Omadacycline tosylate (PTK 0796 tosylate) is an orally administered aminocyclitol antibacterial agent and tetracycline antibiotic exhibiting broad-spectrum antimicrobial activity against Gram-positive, Gram-negative, anaerobic, and atypical pathogens. Omadacycline tosylate binds to the 30S ribosomal subunit of bacteria to inhibit protein synthesis and may be employed in studies of pneumonia and cutaneous infections.

The 90% minimum inhibitory concentrations (MIC₉₀) of omadacycline tosylate against methicillin-resistant Staphylococcus aureus (MRSA), vancomycin-resistant Enterococcus (VRE), and beta-hemolytic streptococci are 1.0 μg/ml, 0.25 μg/ml, and 0.5 μg/ml, respectively; its MIC₉₀ against penicillin-resistant Streptococcus pneumoniae (PRSP) and Haemophilus influenzae (H. influenzae) are 0.25 μg/ml and 2.0 μg/ml, respectively [2].
Omadacycline tosylate (10 μM, equivalent to 5.57 μg/ml) inhibits the ligand-binding activity of the M2 subtype of muscarinic acetylcholine receptors (M2 receptors) by 82%. At the same time, it exerts no substantial effect on the M3 subtype of muscarinic receptors (M3 receptors) or nicotinic acetylcholine receptors [5].

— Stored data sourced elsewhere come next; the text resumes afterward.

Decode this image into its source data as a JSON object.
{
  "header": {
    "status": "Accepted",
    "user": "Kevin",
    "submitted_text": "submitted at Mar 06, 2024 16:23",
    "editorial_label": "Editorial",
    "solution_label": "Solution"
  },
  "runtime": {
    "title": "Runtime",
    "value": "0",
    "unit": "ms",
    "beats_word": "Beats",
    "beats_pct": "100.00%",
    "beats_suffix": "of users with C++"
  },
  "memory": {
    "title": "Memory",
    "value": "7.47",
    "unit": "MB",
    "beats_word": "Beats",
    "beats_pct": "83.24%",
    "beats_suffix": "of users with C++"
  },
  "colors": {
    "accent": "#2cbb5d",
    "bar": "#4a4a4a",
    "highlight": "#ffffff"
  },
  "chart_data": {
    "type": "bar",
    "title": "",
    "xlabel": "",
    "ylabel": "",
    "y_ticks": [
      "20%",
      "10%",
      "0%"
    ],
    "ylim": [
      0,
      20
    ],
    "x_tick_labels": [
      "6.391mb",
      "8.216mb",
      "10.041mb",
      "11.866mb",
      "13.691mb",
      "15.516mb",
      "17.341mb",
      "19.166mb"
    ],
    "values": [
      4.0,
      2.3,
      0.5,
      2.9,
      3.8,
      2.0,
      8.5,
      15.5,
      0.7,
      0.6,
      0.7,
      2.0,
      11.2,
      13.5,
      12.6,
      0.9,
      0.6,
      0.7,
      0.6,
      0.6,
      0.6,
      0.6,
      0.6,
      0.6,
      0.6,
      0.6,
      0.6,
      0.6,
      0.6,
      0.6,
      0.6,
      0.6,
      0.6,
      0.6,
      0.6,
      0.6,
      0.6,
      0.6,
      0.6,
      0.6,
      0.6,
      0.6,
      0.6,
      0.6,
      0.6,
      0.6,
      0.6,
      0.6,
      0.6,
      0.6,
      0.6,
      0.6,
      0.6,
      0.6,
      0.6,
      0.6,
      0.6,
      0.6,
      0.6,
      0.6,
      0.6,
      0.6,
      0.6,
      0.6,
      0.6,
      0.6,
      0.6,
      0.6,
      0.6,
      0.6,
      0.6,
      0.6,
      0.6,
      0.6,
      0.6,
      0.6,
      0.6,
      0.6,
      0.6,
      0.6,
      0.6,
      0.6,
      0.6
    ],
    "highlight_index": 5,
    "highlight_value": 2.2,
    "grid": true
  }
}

In the mouse abdominal infection model, a single intravenous injection of Omadacycline tosylate (0.11-18 mg/kg) demonstrated therapeutic effects against Streptococcus pneumoniae, Escherichia coli, and Staphylococcus vitis vinifera. The 50% effective dose (ED₅₀) for Streptococcus pneumoniae ranged from 0.45 mg/kg to 3.39 mg/kg, while the ED₅₀ for Staphylococcus vitis vinifera ranged from 0.30 mg/kg to 1.74 mg/kg. The ED₅₀ for Escherichia coli was 2.02 mg/kg[2].